While Lagarde may refrain from directly engaging in politics, tariffs have an impact on the economy and monetary policy. I expect Lagarde to be optimistic, thus supporting the Euro.
And, what’s next? After a series of interest rate cuts, the ECB may take a pause in March. While it is unlikely to commit to any specific move – the central bank is “data-dependent” and decides on a “meeting-by-meeting” basis – that may be the tone. The bank has a good reason to refrain from commitment: its staff publishes new forecasts in the March meeting, and it could lean on those projections to make a decision.
Another reason to expect a hint of a pause next time – a move that would boost the Euro – is to give the hawks at the Governing Council something. The doves have outnumbered them in recent months, and consensus-building is part of the European game.
4) US GDP set to show a strong economy
Thursday, 13:30 GMT. Sandwiched between the two parts of the ECB decision, investors will get the first look at the preliminary US Gross Domestic Product (GDP) figures for the fourth quarter of 2024. As it is the last quarter, it will be a chance to look at overall American expansion in the year that just ended.
This is an opportunity to remember that US growth is exceptional, the driver of a robust stock market and a rising US Dollar.
The economic calendar points to an annualized growth rate of 2.8% in Q4, down from 3.1% in the prior quarter. That would still exceed most developed-world peers, with Spain being the only exception.
Any figure above 3% would further support the Greenback and weigh on Gold and Stocks – which prefer softer data and lower interest rates.
On the contrary, a drop toward 2.5% would be disappointing for the economy, but would boost Gold and Stocks. I expect an upbeat figure of around 3%.
5) Core PCE to test Fed inflation assumptions
Friday, 13:30 GMT. Last but not least, the Fed’s preferred measure of inflation. The Personal Consumption Expenditure (PCE) report uses a different methodology for calculating changes in prices, which is more attuned to changes in consumer activity. It adapts to changes, which makes it more trustworthy for the central bank, despite its publication after the parallel Consumer Price Index (CPI) report.
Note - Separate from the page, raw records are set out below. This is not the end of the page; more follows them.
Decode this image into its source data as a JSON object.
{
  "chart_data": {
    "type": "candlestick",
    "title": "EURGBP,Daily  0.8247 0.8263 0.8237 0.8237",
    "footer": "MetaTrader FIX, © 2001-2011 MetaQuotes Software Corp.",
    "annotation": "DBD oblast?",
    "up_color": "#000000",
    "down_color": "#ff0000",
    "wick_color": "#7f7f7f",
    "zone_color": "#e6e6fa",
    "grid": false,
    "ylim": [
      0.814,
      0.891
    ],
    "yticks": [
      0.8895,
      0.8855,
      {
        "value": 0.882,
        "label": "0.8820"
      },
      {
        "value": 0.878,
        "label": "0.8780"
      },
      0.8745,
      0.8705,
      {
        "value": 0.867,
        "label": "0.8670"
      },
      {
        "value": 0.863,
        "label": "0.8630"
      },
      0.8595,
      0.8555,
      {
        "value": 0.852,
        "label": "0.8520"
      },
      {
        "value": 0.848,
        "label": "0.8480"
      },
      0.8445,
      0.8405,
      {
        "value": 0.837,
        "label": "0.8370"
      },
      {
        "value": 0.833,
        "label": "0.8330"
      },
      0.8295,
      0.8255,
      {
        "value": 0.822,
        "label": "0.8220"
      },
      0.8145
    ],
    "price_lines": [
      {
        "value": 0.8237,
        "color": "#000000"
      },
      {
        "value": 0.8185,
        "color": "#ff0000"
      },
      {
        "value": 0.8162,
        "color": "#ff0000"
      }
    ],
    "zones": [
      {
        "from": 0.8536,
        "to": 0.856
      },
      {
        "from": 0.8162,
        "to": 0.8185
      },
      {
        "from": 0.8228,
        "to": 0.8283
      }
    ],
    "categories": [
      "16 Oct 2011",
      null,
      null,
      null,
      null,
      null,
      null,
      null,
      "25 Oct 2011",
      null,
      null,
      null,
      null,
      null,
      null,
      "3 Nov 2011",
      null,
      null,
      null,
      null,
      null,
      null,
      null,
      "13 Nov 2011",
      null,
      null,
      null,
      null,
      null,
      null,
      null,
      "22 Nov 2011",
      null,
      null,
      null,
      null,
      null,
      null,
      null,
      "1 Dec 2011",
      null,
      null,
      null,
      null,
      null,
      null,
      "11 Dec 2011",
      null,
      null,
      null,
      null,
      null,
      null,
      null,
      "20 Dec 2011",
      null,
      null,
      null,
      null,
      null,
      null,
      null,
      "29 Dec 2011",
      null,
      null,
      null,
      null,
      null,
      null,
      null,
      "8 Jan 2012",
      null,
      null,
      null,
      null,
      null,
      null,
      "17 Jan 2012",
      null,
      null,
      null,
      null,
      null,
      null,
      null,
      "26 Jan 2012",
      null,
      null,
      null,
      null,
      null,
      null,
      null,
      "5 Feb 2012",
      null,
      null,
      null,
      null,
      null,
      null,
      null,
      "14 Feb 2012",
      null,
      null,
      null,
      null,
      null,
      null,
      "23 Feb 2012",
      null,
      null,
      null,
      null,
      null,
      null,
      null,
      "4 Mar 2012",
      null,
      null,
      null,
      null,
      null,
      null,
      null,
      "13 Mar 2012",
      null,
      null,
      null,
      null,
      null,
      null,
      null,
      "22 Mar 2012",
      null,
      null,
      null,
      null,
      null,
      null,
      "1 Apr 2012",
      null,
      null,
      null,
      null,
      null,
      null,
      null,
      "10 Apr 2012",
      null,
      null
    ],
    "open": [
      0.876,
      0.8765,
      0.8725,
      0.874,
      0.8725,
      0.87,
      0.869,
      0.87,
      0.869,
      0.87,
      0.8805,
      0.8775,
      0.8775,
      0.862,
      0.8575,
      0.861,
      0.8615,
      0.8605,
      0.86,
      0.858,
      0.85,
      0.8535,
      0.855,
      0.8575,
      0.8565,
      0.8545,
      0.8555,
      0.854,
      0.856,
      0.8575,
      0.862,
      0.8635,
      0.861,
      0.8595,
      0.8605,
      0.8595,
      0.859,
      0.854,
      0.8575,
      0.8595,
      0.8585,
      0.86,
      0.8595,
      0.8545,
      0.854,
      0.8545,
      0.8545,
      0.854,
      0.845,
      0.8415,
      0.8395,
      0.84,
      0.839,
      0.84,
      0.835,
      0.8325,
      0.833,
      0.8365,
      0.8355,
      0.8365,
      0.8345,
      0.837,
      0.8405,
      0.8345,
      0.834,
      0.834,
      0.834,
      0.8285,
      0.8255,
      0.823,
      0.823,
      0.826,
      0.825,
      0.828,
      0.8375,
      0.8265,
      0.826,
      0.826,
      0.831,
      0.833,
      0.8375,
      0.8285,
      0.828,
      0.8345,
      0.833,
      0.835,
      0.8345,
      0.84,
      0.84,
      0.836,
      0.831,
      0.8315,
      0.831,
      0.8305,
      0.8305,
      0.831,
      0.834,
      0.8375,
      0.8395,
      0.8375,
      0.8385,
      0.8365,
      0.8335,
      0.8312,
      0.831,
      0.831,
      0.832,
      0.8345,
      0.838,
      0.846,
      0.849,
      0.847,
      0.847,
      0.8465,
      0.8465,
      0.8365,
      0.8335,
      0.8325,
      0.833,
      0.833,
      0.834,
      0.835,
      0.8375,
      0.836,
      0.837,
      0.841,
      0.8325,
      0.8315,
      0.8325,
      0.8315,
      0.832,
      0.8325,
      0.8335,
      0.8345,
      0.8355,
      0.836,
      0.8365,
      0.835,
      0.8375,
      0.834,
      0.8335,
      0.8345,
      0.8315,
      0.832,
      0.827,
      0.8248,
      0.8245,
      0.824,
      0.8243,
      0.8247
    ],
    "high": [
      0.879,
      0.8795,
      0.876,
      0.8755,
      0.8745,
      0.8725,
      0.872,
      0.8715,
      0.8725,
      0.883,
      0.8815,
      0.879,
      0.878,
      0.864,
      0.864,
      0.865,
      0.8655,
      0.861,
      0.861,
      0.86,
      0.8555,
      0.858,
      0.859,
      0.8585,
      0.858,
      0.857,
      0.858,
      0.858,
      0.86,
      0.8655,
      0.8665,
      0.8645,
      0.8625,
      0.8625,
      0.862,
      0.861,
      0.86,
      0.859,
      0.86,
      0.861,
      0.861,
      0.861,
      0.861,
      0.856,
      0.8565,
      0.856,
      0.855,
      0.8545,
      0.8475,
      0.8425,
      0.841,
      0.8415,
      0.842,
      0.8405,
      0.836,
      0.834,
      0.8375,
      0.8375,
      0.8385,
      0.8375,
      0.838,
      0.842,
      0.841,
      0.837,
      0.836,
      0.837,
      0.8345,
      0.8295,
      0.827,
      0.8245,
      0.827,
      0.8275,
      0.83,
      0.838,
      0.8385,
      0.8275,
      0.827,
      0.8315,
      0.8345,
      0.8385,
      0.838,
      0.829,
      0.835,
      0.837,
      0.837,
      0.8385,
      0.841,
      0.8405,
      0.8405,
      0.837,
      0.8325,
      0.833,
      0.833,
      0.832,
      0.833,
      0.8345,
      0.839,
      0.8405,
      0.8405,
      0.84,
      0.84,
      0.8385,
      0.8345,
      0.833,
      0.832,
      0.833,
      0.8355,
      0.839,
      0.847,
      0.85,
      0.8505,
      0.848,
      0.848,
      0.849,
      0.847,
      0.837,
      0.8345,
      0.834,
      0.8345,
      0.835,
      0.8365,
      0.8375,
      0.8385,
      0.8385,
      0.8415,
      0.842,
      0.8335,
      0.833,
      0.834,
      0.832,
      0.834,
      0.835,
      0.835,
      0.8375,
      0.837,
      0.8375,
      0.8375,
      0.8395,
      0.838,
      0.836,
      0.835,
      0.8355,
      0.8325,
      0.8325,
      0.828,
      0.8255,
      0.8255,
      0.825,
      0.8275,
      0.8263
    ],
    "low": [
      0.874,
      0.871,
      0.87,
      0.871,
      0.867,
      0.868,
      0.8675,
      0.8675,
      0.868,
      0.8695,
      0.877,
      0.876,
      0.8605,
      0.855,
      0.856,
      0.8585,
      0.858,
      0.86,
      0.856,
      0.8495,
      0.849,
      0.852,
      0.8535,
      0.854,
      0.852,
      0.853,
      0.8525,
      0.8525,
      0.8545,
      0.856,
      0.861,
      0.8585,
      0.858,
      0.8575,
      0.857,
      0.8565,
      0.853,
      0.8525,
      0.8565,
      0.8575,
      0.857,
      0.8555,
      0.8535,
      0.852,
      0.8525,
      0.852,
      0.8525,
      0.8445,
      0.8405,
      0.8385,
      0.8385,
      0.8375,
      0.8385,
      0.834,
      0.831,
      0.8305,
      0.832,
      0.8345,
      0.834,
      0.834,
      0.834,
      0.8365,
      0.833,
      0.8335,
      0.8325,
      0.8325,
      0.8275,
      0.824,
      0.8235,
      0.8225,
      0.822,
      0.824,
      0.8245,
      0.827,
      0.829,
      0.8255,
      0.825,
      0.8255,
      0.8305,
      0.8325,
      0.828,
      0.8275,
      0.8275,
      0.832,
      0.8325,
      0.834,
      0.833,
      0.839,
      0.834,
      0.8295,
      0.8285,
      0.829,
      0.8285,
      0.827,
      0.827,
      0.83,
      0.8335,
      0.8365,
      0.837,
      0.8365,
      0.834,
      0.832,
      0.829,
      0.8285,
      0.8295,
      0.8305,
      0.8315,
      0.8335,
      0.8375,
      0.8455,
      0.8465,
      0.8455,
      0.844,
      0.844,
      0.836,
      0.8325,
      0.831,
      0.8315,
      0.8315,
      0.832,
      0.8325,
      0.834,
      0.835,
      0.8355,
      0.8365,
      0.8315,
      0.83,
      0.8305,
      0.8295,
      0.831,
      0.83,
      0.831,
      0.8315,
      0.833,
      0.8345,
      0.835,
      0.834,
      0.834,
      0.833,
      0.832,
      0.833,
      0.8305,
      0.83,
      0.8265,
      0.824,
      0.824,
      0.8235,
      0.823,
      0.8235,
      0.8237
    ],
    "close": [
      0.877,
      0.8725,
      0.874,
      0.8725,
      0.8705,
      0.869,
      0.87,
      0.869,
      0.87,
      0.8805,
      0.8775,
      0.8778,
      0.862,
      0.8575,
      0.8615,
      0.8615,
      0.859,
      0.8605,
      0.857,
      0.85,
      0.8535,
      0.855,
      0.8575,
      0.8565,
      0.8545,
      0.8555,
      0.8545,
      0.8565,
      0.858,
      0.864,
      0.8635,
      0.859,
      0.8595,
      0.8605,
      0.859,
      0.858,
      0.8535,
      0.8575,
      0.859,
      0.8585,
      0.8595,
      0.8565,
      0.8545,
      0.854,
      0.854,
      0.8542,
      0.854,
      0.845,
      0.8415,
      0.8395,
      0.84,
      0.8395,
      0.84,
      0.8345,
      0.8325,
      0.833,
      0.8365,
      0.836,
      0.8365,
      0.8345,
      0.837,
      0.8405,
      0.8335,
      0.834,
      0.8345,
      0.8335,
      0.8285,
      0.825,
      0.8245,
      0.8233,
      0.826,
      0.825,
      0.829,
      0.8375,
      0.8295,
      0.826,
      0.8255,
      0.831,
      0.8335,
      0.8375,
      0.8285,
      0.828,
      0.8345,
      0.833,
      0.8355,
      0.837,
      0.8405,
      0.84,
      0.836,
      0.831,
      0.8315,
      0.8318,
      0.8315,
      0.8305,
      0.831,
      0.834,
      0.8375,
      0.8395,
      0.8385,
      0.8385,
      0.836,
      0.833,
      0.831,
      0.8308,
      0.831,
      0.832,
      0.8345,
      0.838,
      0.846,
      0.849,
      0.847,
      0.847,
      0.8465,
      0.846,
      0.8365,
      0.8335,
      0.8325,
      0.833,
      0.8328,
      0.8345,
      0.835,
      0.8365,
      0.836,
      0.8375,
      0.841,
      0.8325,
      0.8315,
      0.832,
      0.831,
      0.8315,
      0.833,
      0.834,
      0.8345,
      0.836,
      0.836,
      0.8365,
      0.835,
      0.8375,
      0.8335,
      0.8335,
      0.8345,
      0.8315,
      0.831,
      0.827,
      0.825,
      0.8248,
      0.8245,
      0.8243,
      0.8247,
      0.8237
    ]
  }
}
The Fed aims to have core PCE – which excludes volatile energy and food – at 2%. After falling quickly from the peak, the “last mile” of declines is frustratingly slow, and core PCE even rose in the second half of 2024.
US Core PCE. Source: FXStreet
The economic calendar points to another read of 2.8% year-over-year (YoY) in December, a repeat of November. Any 0.1% difference matters. A drop would send Gold and Stocks up, while another increase would keep the US Dollar bid.
The release would have a greater impact if it contrasts with what the Fed signaled. For example, if Powell seemed calm on inflation and it rose, markets would be more alarmed. In case the Fed is worried about rising prices and they fall, investors would breathe a collective sigh of relief.
Final Thoughts
Headlines from the White House can land anytime, which means high uncertainty and whipsaws. Trade with care.